On June 21, 2001 there was a special ceremony at the Hill of Uisneach to celebrate the Sixth Annual World Peace and Prayer Day as well as the Summer Solstice. The attendance included actor John Hurt, singer Liam Maonla and journalist and writer Paolo Truili. Present also were a group of native Americans, led by Chief Avrol Looking Horse, who invited representatives of all faiths throughout the global community to unite and participate in an effort to bring about a positive shift of consciousness by connecting with the earth s sacred sites on the day of the Summer Solstice.

Legend has it that the Firbolg came to Uisneach in Neolithic times and divided Ireland from there. The large stone on the side of the hill is known as The Stone of Divisions, Ail na Mireann. This craggy lump of limestone in also known as the Catstone as it resembles a squatting cat ready to pounce on a mouse. This stone is said to be at the exact centre of Ireland and the boundary lines of the provinces were said to meet here.

The writings of the historian Ptolemy of Alexandria suggest that Uisneach predated Tara as a royal residence. In his notes on Ireland he fixes the position of the capital cities of each of the five Irish kingdoms by giving longitude and latitude figures for each of them. Tara is not included which suggests that it was not the seat of a king in 82AD when Ptolemy compiled his notes on Ireland.

The capital of North Leinster was a place which Ptolemy called Raiba or Riba. The co-ordinates given suggest that Raiba was his name for Uisneach.

In considering why Uisneach was chosen as a royal residence there are a number of factors to be considered. Along with Tara and Tlachtgha it was one of the sacred hills of Leinster and ranked above them because if was regarded as the epicentre of Ireland.

The druid of the sons of Neimheadh, who invaded Ireland in pre-Celtic times are reputed to have lit the first fire in Ireland at Uisneach and in return the sons of Neimheadh bestowed on the druid a tuath of land, which was henceforth called Meath.

The story has little historical credence but seems to have been invented to explain the importance of the site. The name Meath is derived from the Latin word media (middle) emphasises the importance of centrality.

Centrality plays a large part in other cultures. At the time of Julius Caesar the druids of Gaul (modern France) met in the territory of Carnutes, which was regarded as the centre of Gaul.
There is also a political reason behind the choice of Uisneach as a royal residence. Most foreign invaders would enter the country via the rivers of Leinster and work their way up the river valleys. Following this line of argument the last part of the province to be conquered would be the area in the midlands east of the River Shannon.

It is possible the King of Leinster established a garrison at this elevated site and when the province was divided into two kingdoms, Uisneach was a natural choice for a royal residence.
The Division of Leinster upset the balance of power in Ireland.
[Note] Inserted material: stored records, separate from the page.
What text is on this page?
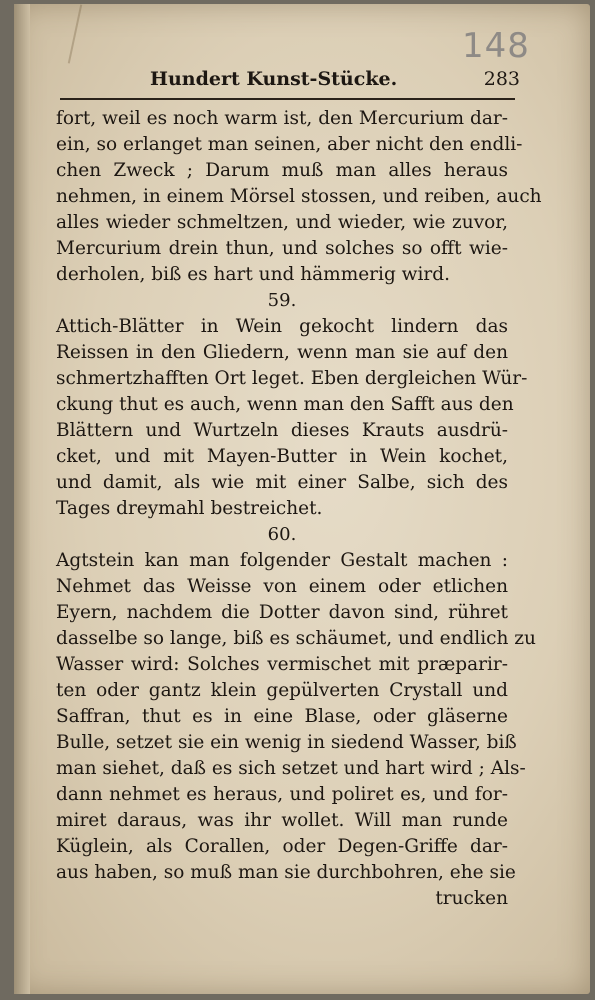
148
Hundert Kunst-Stücke.	283
fort, weil es noch warm ist, den Mercurium dar-
ein, so erlanget man seinen, aber nicht den endli-
chen Zweck ; Darum muß man alles heraus
nehmen, in einem Mörsel stossen, und reiben, auch
alles wieder schmeltzen, und wieder, wie zuvor,
Mercurium drein thun, und solches so offt wie-
derholen, biß es hart und hämmerig wird.
59.
Attich-Blätter in Wein gekocht lindern das
Reissen in den Gliedern, wenn man sie auf den
schmertzhafften Ort leget. Eben dergleichen Wür-
ckung thut es auch, wenn man den Safft aus den
Blättern und Wurtzeln dieses Krauts ausdrü-
cket, und mit Mayen-Butter in Wein kochet,
und damit, als wie mit einer Salbe, sich des
Tages dreymahl bestreichet.
60.
Agtstein kan man folgender Gestalt machen :
Nehmet das Weisse von einem oder etlichen
Eyern, nachdem die Dotter davon sind, rühret
dasselbe so lange, biß es schäumet, und endlich zu
Wasser wird: Solches vermischet mit præparir-
ten oder gantz klein gepülverten Crystall und
Saffran, thut es in eine Blase, oder gläserne
Bulle, setzet sie ein wenig in siedend Wasser, biß
man siehet, daß es sich setzet und hart wird ; Als-
dann nehmet es heraus, und poliret es, und for-
miret daraus, was ihr wollet. Will man runde
Küglein, als Corallen, oder Degen-Griffe dar-
aus haben, so muß man sie durchbohren, ehe sie
trucken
Prior to this there were three great evenly matched powers; Ulster, Connacht and Leinster. The division of the latter left just two and Connacht sought to encircle Ulster and bring about its downfall and clear the way for a Connacht hegemony over the whole of Ireland.

In the reign of Tuathal Teachtmhar in the latter part of the first century AD, Uisneach was annexed by Connacht and was still a possession of the western province at the time of St. Patrick. Rather than provoke the other provinces, Tuathal used an internal rebellion in North Leinster as pretext for occupying Uisneach. Thus he was able to establish a bridgehead east of the Shannon and begin the encirclement of Ulster.

As a result the King of North Leinster was forced to look around for a new residence and choose Tara, the second most sacred hill in north Leinster, which began to assume greater importance when Cormac, great-great-grandson of Tuathal seized it in the latter part of the third century.

The Connacht presence remained at Uisneach for nearly four hundred years until the end of the fifth century. Realising that the garrison there could not cope with the expanding kingdom of Tara it was abandoned by the westerners.